Thank you for submitting this for API review. This will be reviewed by @dotnet/aspnet-api-review at the next meeting of the ASP.NET Core API Review group. Please ensure you take a look at the API review process documentation and ensure that:

  • The PR contains changes to the reference-assembly that describe the API change. Or, you have included a snippet of reference-assembly-style code that illustrates the API change.
  • The PR describes the impact to users, both positive (useful new APIs) and negative (breaking changes).
  • Someone is assigned to "champion" this change in the meeting, and they understand the impact and design of the change.

ghost avatar Oct 21 '21 18:10 ghost

Triage: this seems like a fair API suggestion. Marking it for review.

captainsafia avatar Oct 21 '21 18:10 captainsafia

  • What happens if there is no endpoint? Throw an error or return default(T)?
  • The name should be GetEndpointMetadata.
  • What about getting multiple metadata for a type, e.g. calling into https://docs.microsoft.com/en-us/dotnet/api/microsoft.aspnetcore.http.endpointmetadatacollection.getorderedmetadata?view=aspnetcore-6.0#Microsoft_AspNetCore_Http_EndpointMetadataCollection_GetOrderedMetadata__1. GetEndpointOrderedMetadata?
  • Concern that this will fill up intellisense for HttpContext?

JamesNK avatar Oct 24 '21 04:10 JamesNK

API review:

👍🏽 all the points @JamesNK raises. It's a bit difficult to reason about what to do when GetEndpoint() returns null. A alternative we might consider is to bump the GetMetadata and GetOrderedMetadata to hang off of Endpoint:

+ public static class EndpointExtensions
+ {
+    public T? GetMetadata<T>(this Endpoint endpoint) where T : class
+    public IReadOnlyList<T> GetOrderedMetadata<T>(this Endpoint endpoint) where T : class
+ }

pranavkm avatar Oct 25 '21 17:10 pranavkm

Thanks for the great feedback :)

I originally figured a null return would probably be appropriate since that's the behaivor now when you fetch Endpoint from HttpContext.

public static Endpoint? GetEndpoint(this HttpContext context)
{
    if (context == null)
    {
        throw new ArgumentNullException(nameof(context));
    }

    return context.Features.Get<IEndpointFeature>()?.Endpoint;
}

Good question on the multiple metadata, hadn't fully considered. Does it muddy things up to return IOrderedEnumerable<T>? That partially addresses the returns - trying to fetch attributes that don't exist on the endpoint would just hand back an empty collection.

If the endpoint doesn't exist at all, I'd think it make sense to follow GetEndpoint and return a null.

Also considering GetEndpoint, it does most of the job, in case adding anything further downstream seems like more trouble than the payoff, that one is definitely handy.

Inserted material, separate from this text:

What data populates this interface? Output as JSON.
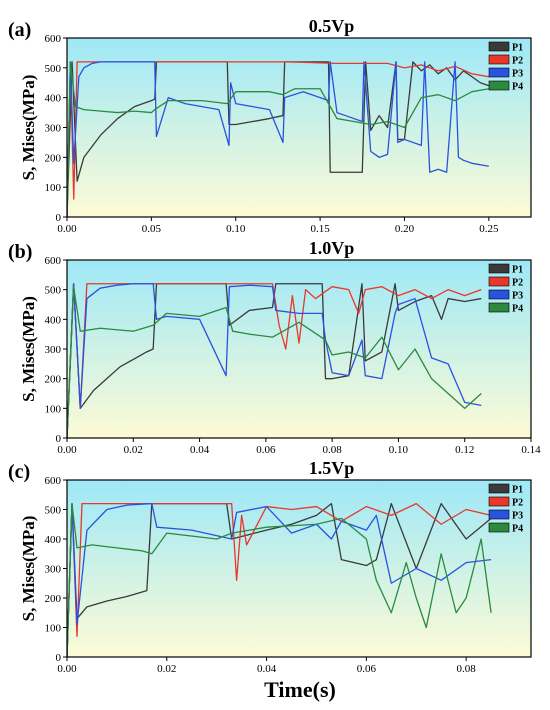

danleonard-nj avatar Oct 26 '21 01:10 danleonard-nj

Thanks for contacting us.

We're moving this issue to the .NET 8 Planning milestone for future evaluation / consideration. We would like to keep this around to collect more feedback, which can help us with prioritizing this work. We will re-evaluate this issue, during our next planning meeting(s). If we later determine, that the issue has no community involvement, or it's very rare and low-impact issue, we will close it - so that the team can focus on more important and high impact issues. To learn more about what to expect next and how this issue will be handled you can read more about our triage process here.

ghost avatar Oct 11 '22 19:10 ghost

@halter73 Thoughts on closing this out? We were pretty lukewarm about this feature when we last discussed it and I don't think the scenario is super motivating given the existing shorthands that are available.

captainsafia avatar Oct 13 '22 17:10 captainsafia

The Endpoint extension idea is tempting. context.GetEndpoint()?.Metadata.GetMetadata<Foo>() is pretty ugly. context.GetEndpoint()?.GetMetadata<Foo>() looks less repetitive and is just as clear, but I'm not sure if it's worth adding another GetMetadata method.